14      Toutefois, ces considérations ne suffisent pas à justifier, dans le cadre de la présente procédure, le maintien au dossier de l’affaire de l’avis juridique figurant à l’annexe 5 de la requête de la Hongrie. En effet, par l’introduction non autorisée de l’avis juridique figurant à l’annexe 5 de sa requête, la Hongrie confronte le Parlement, dans la procédure portant sur la validité de la résolution attaquée, à un avis rendu par son propre service juridique lors de l’élaboration de cette résolution. Autoriser cet État membre à verser au dossier un avis juridique du Parlement dont la divulgation n’a pas été autorisée par ce dernier heurterait les exigences d’un procès équitable et reviendrait à contourner la procédure de demande d’accès à un tel document, mise en place par le règlement no 1049/2001 (voir, en ce sens, ordonnance du 29 janvier 2009, Donnici/Parlement, C‑9/08, non publiée, EU:C:2009:40, point 18).

15      Le document en cause étant indéniablement un « avis juridique », au sens du règlement no 1049/2001, il convient de relever que le Parlement a suffisamment étayé le risque d’atteinte à l’intérêt pour lui de recevoir des avis francs, objectifs et complets ainsi que l’absence d’un intérêt public supérieur susceptible de justifier la production de l’avis juridique en cause par la Hongrie.

16      En effet, il existe un risque prévisible, loin d’être hypothétique, que le Parlement soit contraint, dans le cadre de la présente procédure juridictionnelle, qui porte sur la validité d’une résolution qu’il a prise, de prendre, devant le juge de l’Union, publiquement position à l’égard de l’avis émis par son propre service juridique. Une telle perspective entraînerait inévitablement des répercussions négatives quant à la possibilité pour le Parlement de recevoir des avis francs, objectifs et complets.

17      La circonstance que, selon la Hongrie, cet État membre a été mis en possession de l’avis juridique en cause par l’entremise d’un site d’information en ligne sur lequel cet avis serait disponible ne saurait remettre en cause les considérations qui précèdent.

18      De plus, la Hongrie disposant déjà de l’avis juridique en cause, son principal intérêt consiste à être en mesure de s’en prévaloir à l’appui de sa requête. Dans ces conditions, la production de cet avis juridique dans le cadre de la présente procédure apparaît davantage guidée par les propres intérêts de cet État membre à obtenir gain de cause dans cette procédure que par un quelconque intérêt public supérieur, tel que celui de rendre publique la procédure ayant abouti à la résolution attaquée.

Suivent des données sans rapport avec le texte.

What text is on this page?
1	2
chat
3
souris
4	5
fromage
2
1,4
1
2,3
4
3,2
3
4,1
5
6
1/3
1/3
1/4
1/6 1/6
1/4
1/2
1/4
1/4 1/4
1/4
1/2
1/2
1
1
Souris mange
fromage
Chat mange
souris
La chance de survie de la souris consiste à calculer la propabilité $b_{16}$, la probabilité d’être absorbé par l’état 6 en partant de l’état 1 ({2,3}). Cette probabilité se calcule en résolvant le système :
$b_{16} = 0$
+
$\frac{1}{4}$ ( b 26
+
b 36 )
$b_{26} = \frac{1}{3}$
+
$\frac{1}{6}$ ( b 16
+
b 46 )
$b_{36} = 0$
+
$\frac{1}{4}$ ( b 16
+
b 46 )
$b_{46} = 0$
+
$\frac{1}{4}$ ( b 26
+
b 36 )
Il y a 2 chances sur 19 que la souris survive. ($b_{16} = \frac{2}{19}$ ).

19      Dès lors, la demande du Parlement tendant à ce que l’avis de son service juridique, figurant à l’annexe 5 de la requête, soit retiré du dossier de l’affaire C‑650/18 doit être accueillie.

20      En ce qui concerne, en second lieu, la demande formulée, à titre subsidiaire, par la Hongrie et tendant à ce que la Cour ordonne la production de l’avis juridique en cause, il y a lieu de relever que cet État membre n’a pas démontré en quoi la production de ce document serait appropriée ou nécessaire afin de statuer sur la requête qu’il a introduite, ledit État membre se contentant de faire valoir de manière générale, sans autrement étayer sa prétention, qu’un tel document serait pertinent pour apprécier les premier et second moyens de sa requête.

21      Dès lors, il n’y a pas lieu de faire droit à la demande d’instruction présentée à titre subsidiaire par la Hongrie.

22      Il convient de réserver les dépens.

Par ces motifs, la Cour (grande chambre) ordonne :

1)      L’avis du service juridique du Parlement européen, figurant à l’annexe 5 de la requête, est retiré du dossier de l’affaire C650/18.

2)      La demande de production de document introduite par la Hongrie est rejetée.

3)      Les dépens sont réservés.

Signatures


*      Langue de procédure : le hongrois.